L'annonce est un coup dur pour Alinea. Le tribunal de commerce de Marseille a décidé ce mardi de placer l'enseigne d'ameublement en liquidation judiciaire, faute de repreneur sérieux. Cette décision signifie que près de 1.200 employés se retrouvent sans emploi, ce qui représente un véritable choc dans le secteur. L'enseigne, qui fait partie du groupe Mulliez, avait été placée en redressement judiciaire en novembre dernier, mais malgré une offre de reprise d'un groupe roumain, celle-ci a été jugée insuffisante par la direction et les salariés.
Suite à cette décision, 36 magasins de l'enseigne ont fermé leurs portes dimanche, et seuls sept franchisés pourront continuer à exercer sous un autre nom. Un Conseil économique et social (CSE) est prévu ce jeudi pour élaborer le plan de licenciement, un moment particulièrement difficile pour les employés touchés.

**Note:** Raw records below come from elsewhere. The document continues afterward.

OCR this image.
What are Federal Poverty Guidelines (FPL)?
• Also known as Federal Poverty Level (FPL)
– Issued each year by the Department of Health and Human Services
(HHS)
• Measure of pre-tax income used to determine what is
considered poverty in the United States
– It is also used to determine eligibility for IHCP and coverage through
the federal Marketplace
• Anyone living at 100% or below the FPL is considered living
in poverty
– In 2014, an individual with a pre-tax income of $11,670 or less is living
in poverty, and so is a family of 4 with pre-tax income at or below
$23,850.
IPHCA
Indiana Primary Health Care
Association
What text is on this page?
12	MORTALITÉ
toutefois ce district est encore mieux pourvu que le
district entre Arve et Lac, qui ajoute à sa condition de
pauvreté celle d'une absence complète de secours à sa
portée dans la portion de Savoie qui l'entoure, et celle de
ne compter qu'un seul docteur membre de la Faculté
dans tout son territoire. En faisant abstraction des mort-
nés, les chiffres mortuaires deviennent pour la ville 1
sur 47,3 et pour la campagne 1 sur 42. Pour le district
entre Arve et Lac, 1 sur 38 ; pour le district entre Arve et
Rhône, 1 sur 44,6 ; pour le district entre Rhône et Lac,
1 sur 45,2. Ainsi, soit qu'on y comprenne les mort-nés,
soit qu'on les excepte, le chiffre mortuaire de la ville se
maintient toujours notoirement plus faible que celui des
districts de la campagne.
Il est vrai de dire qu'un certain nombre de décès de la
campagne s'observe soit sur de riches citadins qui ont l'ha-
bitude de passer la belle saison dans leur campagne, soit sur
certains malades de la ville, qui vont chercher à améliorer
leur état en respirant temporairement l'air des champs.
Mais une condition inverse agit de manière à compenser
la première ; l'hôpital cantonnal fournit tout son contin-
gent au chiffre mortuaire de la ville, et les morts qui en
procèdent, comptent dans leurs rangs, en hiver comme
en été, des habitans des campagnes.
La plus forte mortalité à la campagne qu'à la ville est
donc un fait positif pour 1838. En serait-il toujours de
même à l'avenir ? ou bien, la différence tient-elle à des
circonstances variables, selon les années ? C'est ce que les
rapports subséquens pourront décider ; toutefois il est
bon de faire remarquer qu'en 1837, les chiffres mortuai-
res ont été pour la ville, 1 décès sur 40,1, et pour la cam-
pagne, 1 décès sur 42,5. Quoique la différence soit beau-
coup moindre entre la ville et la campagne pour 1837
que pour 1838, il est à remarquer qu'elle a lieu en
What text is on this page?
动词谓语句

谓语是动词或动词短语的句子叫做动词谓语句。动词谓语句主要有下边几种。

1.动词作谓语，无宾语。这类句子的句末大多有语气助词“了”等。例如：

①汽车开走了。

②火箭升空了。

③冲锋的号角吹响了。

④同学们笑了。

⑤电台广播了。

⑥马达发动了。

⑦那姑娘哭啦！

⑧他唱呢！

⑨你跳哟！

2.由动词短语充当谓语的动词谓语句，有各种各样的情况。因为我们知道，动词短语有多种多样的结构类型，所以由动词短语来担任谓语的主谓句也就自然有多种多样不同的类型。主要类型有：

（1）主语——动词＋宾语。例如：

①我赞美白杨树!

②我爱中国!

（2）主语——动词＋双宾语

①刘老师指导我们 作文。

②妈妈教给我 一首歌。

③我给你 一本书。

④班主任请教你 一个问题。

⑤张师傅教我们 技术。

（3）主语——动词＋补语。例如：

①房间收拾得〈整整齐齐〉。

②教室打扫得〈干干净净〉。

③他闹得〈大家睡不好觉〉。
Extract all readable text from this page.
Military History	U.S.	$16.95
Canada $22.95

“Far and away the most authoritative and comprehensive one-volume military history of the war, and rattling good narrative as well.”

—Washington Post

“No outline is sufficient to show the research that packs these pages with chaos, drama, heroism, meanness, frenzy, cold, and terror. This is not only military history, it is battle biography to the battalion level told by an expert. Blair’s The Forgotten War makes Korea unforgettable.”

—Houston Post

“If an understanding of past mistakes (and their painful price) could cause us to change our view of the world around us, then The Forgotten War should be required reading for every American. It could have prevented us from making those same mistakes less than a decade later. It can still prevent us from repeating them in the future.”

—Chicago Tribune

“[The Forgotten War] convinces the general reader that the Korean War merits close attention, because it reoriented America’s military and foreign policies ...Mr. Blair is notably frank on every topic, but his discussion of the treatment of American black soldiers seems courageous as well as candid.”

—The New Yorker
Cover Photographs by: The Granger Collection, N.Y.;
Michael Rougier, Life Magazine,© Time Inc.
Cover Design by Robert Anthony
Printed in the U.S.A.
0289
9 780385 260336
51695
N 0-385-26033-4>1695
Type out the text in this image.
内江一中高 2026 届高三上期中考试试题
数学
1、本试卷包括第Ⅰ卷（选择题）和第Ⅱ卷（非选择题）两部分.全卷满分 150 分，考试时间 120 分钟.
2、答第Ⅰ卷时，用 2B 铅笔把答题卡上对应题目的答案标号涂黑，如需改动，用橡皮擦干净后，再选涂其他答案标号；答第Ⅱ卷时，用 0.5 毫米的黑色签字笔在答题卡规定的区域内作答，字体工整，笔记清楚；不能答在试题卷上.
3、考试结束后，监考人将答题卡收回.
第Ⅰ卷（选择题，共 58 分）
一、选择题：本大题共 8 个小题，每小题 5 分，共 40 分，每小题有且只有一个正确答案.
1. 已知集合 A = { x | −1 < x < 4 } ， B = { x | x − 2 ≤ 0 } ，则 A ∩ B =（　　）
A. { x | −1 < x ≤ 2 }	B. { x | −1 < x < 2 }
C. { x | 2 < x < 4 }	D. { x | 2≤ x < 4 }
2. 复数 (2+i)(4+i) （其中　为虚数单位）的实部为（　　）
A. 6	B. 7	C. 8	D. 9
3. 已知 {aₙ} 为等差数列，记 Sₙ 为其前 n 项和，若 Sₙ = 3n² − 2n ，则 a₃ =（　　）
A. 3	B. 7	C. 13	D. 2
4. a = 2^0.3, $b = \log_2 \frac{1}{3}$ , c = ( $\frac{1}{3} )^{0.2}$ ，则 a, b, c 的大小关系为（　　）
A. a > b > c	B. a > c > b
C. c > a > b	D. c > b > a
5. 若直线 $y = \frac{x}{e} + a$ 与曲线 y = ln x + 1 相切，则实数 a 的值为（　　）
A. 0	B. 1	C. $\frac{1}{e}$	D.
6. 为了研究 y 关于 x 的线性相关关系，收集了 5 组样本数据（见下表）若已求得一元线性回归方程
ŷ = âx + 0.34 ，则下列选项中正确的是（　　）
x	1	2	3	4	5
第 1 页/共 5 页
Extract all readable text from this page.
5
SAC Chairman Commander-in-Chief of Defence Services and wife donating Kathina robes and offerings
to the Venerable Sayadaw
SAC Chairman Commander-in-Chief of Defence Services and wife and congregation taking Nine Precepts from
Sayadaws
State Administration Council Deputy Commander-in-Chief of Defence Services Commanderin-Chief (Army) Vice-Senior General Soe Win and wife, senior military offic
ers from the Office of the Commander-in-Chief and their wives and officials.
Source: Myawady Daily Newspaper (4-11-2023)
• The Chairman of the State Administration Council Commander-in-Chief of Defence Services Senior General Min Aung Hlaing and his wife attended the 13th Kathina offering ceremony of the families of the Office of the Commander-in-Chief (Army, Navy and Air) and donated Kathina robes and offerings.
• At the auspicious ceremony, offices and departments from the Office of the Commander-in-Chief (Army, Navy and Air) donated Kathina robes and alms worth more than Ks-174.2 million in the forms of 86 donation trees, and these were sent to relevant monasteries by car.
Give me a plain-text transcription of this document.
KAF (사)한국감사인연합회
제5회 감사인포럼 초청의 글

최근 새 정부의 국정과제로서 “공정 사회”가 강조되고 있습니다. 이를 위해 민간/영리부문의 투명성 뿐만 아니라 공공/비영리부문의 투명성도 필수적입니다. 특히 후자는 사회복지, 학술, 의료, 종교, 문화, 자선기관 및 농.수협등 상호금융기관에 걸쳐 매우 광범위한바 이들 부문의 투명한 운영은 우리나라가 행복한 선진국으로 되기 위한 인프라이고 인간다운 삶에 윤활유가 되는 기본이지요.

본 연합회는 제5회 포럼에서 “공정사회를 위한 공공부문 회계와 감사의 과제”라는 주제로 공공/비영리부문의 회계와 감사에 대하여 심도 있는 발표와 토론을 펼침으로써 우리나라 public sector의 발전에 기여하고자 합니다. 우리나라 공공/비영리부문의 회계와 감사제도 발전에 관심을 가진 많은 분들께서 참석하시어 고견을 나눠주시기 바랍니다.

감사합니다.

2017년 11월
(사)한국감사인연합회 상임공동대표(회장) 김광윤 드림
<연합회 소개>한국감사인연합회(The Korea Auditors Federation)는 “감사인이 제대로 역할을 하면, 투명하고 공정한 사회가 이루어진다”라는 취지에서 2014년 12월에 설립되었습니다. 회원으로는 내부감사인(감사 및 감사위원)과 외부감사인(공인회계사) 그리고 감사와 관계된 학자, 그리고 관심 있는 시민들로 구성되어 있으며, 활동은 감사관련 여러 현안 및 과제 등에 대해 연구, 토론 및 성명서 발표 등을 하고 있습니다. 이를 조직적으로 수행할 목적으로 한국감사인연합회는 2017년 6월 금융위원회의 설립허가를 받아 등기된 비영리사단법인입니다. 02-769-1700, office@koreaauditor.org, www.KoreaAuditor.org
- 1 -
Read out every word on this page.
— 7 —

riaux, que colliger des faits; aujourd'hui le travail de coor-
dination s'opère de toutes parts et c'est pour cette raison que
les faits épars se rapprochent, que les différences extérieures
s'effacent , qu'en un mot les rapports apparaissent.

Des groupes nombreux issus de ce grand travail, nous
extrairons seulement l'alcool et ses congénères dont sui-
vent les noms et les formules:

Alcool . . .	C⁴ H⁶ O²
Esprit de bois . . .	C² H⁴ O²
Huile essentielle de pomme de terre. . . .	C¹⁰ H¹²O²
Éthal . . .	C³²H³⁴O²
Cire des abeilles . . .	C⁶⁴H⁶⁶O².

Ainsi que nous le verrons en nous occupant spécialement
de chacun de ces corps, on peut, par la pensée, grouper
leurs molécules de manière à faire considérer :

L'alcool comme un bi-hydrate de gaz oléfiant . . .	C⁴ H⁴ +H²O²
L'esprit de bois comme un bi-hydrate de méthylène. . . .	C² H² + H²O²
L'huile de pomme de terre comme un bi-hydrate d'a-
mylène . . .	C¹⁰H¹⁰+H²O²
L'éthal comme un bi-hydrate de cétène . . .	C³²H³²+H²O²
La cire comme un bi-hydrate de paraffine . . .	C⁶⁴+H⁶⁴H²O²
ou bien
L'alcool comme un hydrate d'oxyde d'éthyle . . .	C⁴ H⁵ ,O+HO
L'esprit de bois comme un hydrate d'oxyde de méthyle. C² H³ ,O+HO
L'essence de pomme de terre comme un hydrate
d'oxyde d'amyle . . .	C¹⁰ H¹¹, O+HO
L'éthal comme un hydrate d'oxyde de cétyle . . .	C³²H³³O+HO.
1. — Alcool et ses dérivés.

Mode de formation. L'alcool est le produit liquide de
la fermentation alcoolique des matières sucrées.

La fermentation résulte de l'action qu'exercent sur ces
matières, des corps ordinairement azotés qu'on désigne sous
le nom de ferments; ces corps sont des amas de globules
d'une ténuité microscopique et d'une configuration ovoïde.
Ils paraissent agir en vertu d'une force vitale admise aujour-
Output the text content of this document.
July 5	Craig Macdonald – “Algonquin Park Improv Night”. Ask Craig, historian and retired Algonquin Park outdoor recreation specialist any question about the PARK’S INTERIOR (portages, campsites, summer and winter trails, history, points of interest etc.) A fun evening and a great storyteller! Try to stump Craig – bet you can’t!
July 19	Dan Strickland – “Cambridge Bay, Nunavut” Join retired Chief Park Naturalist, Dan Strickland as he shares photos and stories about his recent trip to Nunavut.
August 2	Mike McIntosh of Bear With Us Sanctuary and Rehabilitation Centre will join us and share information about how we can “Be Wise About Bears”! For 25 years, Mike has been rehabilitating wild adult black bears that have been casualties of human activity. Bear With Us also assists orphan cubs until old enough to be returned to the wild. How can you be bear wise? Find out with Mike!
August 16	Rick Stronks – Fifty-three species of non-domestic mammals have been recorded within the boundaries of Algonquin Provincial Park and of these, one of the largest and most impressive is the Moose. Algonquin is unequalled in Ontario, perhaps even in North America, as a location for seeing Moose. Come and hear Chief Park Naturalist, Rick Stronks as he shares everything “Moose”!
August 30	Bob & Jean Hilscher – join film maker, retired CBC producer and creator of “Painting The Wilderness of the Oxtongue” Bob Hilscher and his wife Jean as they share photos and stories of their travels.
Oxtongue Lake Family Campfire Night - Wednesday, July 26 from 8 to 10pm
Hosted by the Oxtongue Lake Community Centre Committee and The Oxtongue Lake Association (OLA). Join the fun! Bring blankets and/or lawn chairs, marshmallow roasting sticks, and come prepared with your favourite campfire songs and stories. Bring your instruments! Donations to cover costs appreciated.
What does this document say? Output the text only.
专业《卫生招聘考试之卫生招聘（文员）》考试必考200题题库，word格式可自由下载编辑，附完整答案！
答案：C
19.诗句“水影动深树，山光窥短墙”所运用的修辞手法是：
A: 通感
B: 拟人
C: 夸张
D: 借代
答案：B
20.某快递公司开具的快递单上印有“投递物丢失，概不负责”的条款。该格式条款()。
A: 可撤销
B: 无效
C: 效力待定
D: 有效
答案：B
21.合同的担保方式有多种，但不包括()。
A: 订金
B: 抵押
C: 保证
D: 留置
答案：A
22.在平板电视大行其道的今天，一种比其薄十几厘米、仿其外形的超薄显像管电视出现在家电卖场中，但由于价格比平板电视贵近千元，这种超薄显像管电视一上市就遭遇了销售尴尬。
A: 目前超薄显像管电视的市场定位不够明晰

Pertes financières substantielles
En novembre, lors de son placement en redressement judiciaire, Alinea affichait des pertes de 47 millions d’euros pour un chiffre d'affaires de 162 millions d’euros pour l'exercice 2024. L'enseigne avait déjà connu des difficultés en 2020, notamment en raison de la pandémie de Covid-19, ce qui l'avait amenée à ferrailler pour sa survie et perdre 17 de ses magasins, ainsi que près de 1.000 postes. En intégrant une vingtaine de magasins Zodio (un autre membre du groupe Mulliez) en 2023, Alinea espérait un renouveau, mais les pertes cumulées de plus de 60 millions d’euros entre 2021 et 2023 ont rendu la situation critique.
Face à un contexte économique difficile, Alinea a dû composer avec une forte concurrence, notamment celle des géants tels qu'Ikea et But-Conforama, qui possèdent des parcs de magasins plus denses et des stratégies tarifaires plus agressives. L'émergence de détaillants discount comme Action, qui compte 850 magasins en France, et des plateformes en ligne comme Temu, a également ajouté à la pression sur la marque. Selon une étude de l'INSEE publiée récemment, le secteur de l'ameublement et de la décoration est affligé de "difficultés structurelles" et a subi une baisse d'environ 7 % du nombre de magasins entre 2015 et 2022.